His function can be used in aggregate function in zoo. I guess it do the same job as group_by plus do in dplyr: split, operate, and give back a list of results. I try this
tsxdaily <- aggregate(tsx.zoo, yearqtr, padd_nas, 66)
yearqtr is the frequency of response variable.
Here is one possible way of how to add NAs.
First, note that MIDAS regression puts the emphasis on the last values of the period, so you need to put NAs in front, not in the back.
Suppose that we have the following dummy data:
> dt <- data.frame(Day=1:10,Quarter=c(rep(1,6),rep(2,4)),value=1:10)
> dt
Day Quarter value
1 1 1 1
2 2 1 2
3 3 1 3
4 4 1 4
5 5 1 5
6 6 1 6
7 7 2 7
8 8 2 8
9 9 2 9
10 10 2 10
In this example there are two quarters, the first one has 6 days, the second one 4. Suppose we want to harmonize the data, so that the quarter has 7 days (for example).

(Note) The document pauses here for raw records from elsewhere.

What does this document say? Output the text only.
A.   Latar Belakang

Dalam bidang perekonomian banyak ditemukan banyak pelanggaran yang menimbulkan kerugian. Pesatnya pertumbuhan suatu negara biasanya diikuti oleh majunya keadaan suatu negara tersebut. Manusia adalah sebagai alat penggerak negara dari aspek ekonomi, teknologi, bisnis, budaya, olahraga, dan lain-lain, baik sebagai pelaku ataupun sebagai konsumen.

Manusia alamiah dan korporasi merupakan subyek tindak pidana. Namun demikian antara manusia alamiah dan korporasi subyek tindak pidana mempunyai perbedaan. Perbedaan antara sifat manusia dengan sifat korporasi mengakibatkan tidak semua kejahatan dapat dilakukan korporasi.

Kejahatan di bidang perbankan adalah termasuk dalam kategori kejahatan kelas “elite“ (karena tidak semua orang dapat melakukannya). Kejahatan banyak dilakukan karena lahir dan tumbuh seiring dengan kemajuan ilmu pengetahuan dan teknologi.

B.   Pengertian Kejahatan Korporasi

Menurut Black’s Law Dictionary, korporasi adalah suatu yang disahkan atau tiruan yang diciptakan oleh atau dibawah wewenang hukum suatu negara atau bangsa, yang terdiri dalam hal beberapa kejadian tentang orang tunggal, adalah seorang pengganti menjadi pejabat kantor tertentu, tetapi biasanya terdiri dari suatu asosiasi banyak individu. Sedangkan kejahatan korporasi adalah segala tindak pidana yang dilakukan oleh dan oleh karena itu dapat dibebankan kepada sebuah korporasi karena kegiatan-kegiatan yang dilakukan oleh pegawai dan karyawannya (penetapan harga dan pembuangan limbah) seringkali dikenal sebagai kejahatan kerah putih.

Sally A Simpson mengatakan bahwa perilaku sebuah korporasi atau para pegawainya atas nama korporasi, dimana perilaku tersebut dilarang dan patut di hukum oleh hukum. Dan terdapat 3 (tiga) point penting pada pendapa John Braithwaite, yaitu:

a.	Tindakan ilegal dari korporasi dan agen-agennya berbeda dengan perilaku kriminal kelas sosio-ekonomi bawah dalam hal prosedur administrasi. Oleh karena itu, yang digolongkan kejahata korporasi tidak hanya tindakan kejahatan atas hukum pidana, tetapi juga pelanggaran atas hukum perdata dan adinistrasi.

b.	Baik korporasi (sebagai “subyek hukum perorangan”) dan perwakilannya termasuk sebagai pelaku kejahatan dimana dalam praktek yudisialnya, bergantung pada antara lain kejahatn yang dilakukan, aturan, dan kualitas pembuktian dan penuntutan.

Define simple function which adds NAs at the beginning of the data:
padd_nas <- function(x, desired_length) {
n <- length(x)
if(n < desired_length) {
c(rep(NA,desired_length-n),x)
} else {
tail(x,desired_length)
}
}
Here is an example illustrating how this function works:
> padd_nas(1:4,7)
[1] NA NA NA 1 2 3 4
>
Now add NAs for each quarter and make sure that the data is ordered by day:
library(dplyr)
pdt <- dt %>% arrange(Day) %>% group_by(Quarter) %>% do(pv = padd_nas(.$value, 7))
> pdt
Source: local data frame [2 x 2]
Groups: <by row>
Quarter pv
1 1 <int[7]>
2 2 <int[7]>
To get the padded result simply use unlist on column pv:
> pv <- pdt$pv %>% unlist
> pv
[1] NA 1 2 3 4 5 6 NA NA NA 7 8 9 10
Now we can prepared this for MIDAS regression with mls. Suppose that only last 3 days are relevant for each quarter:
> library(midasr)
> mls(pv, 0:2, 7)
X.0/m X.1/m X.2/m
[1,] 6 5 4
[2,] 10 9 8
Compare this with original data dt.
This approach can be generalized for any low and high frequency data configuration.